Cliffs is the first mining company on the Iron Range to idle production and make a mass layoff in the face of the economic decline caused the spread of COVID-19, the respiratory illness caused by the new coronavirus.
U.S. Steel, which operates Keetac in Keewatin and Minntac in Mountain Iron, and ArcelorMittal, which operates Minorca in Virginia and Hibbing Taconite, have not announced any layoffs in Minnesota; however, both companies have announced the idling of blast furnaces in Indiana.
In the last month, capacity utilization of the country’s blast furnaces has fallen from 80.5% to 56.1%, according to the Iron and Steel Institute.
Demand for steel has fallen not only from less consumer demand but also from companies voluntarily shuttering plants to help curb the spread of coronavirus, such as General Motors, Ford and Fiat Chrysler all halting production last month.
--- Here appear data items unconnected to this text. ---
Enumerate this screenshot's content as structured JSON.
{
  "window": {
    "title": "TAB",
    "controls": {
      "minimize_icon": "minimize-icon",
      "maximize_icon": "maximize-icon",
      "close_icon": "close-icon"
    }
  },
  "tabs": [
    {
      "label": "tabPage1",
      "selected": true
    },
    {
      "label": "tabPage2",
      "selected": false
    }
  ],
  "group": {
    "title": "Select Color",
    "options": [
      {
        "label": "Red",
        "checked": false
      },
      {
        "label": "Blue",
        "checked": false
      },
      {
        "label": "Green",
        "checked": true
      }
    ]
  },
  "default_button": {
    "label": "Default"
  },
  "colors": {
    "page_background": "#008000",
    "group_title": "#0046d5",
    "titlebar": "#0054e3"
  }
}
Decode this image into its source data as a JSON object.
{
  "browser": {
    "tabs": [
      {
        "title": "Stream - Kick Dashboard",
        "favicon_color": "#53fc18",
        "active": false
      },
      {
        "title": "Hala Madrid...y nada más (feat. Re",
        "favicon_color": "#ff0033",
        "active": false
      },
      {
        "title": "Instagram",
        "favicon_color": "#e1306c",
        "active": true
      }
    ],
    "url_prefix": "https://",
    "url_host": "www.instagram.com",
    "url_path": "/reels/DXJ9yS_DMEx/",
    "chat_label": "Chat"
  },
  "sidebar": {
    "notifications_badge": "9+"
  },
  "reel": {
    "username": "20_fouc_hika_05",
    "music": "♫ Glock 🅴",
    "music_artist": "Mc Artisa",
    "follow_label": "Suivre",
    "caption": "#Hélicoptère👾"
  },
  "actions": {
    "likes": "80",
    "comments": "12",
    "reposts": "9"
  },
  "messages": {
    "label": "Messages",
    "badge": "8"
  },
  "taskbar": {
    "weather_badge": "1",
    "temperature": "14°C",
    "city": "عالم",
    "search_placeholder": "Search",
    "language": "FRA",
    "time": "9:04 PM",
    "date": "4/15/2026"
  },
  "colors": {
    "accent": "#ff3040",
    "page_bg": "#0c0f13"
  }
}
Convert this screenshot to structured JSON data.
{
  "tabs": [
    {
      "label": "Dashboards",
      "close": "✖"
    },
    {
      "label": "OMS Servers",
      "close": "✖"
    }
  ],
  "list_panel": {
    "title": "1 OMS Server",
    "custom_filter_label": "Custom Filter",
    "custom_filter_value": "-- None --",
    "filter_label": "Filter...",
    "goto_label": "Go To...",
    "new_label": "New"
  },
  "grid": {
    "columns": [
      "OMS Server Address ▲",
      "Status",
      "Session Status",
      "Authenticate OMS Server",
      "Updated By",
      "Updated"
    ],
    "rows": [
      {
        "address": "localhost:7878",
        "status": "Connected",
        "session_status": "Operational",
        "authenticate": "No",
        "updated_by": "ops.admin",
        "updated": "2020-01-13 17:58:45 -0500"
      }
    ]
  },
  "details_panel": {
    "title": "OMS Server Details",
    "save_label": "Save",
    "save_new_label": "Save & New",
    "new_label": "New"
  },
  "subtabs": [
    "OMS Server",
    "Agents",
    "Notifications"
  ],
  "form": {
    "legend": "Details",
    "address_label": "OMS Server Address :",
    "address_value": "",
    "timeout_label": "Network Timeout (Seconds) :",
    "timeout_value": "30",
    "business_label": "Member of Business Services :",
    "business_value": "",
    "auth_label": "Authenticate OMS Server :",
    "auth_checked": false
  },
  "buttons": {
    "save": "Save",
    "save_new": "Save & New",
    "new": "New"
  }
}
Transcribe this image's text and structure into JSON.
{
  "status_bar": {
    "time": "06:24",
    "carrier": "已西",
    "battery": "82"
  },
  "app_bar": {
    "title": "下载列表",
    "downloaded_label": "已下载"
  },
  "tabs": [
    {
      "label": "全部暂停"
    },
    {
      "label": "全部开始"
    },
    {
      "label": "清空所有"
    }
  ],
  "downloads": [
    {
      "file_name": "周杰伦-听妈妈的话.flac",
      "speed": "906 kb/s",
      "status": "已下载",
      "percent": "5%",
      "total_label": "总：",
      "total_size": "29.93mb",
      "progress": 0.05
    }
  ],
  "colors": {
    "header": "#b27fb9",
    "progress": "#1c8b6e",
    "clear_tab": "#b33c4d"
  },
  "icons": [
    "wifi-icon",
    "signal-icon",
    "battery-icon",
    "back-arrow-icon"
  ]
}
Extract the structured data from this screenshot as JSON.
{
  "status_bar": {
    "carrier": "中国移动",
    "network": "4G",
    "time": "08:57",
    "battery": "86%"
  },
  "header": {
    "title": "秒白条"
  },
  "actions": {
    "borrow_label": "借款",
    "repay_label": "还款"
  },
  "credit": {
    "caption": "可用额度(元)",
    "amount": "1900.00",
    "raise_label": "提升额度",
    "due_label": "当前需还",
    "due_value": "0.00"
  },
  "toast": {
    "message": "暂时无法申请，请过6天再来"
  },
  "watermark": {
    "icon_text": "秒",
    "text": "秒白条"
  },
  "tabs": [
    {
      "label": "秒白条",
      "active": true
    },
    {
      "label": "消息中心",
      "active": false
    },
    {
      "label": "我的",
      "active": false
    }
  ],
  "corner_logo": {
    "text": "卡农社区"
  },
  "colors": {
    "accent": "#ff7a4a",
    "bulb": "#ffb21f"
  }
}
Other factories requiring steel have also closed.
Tony Barrett, an economics professor at the College of St. Scholastica, said even when those plants reopen, demand for goods could be slow to return.
“The major uncertainty now is: how do we restart the economy and how quickly? The conventional wisdom at least as of today, seems to be we’re going to reopen the economy rather slowly. There’s a lot of people that are not going to be going out and consuming because they’ve got to rebuild their savings, they’ve got to maybe pay off debt, maybe back rent, things like that. And all that is going to really make the economy slower,” Barrett said.
“The correlation between the demand for taconite and overall economic activity is close to one-to-one,” Barrett said. “And until the economy shows significant signs of life, it’s going to be tough for the Range.”
This story was updated several times with additional layoff and employment numbers and quotes with reaction. The final version was published at 7:38 p.m. April 13. The initial version was posted at 3:56 p.m. April 13.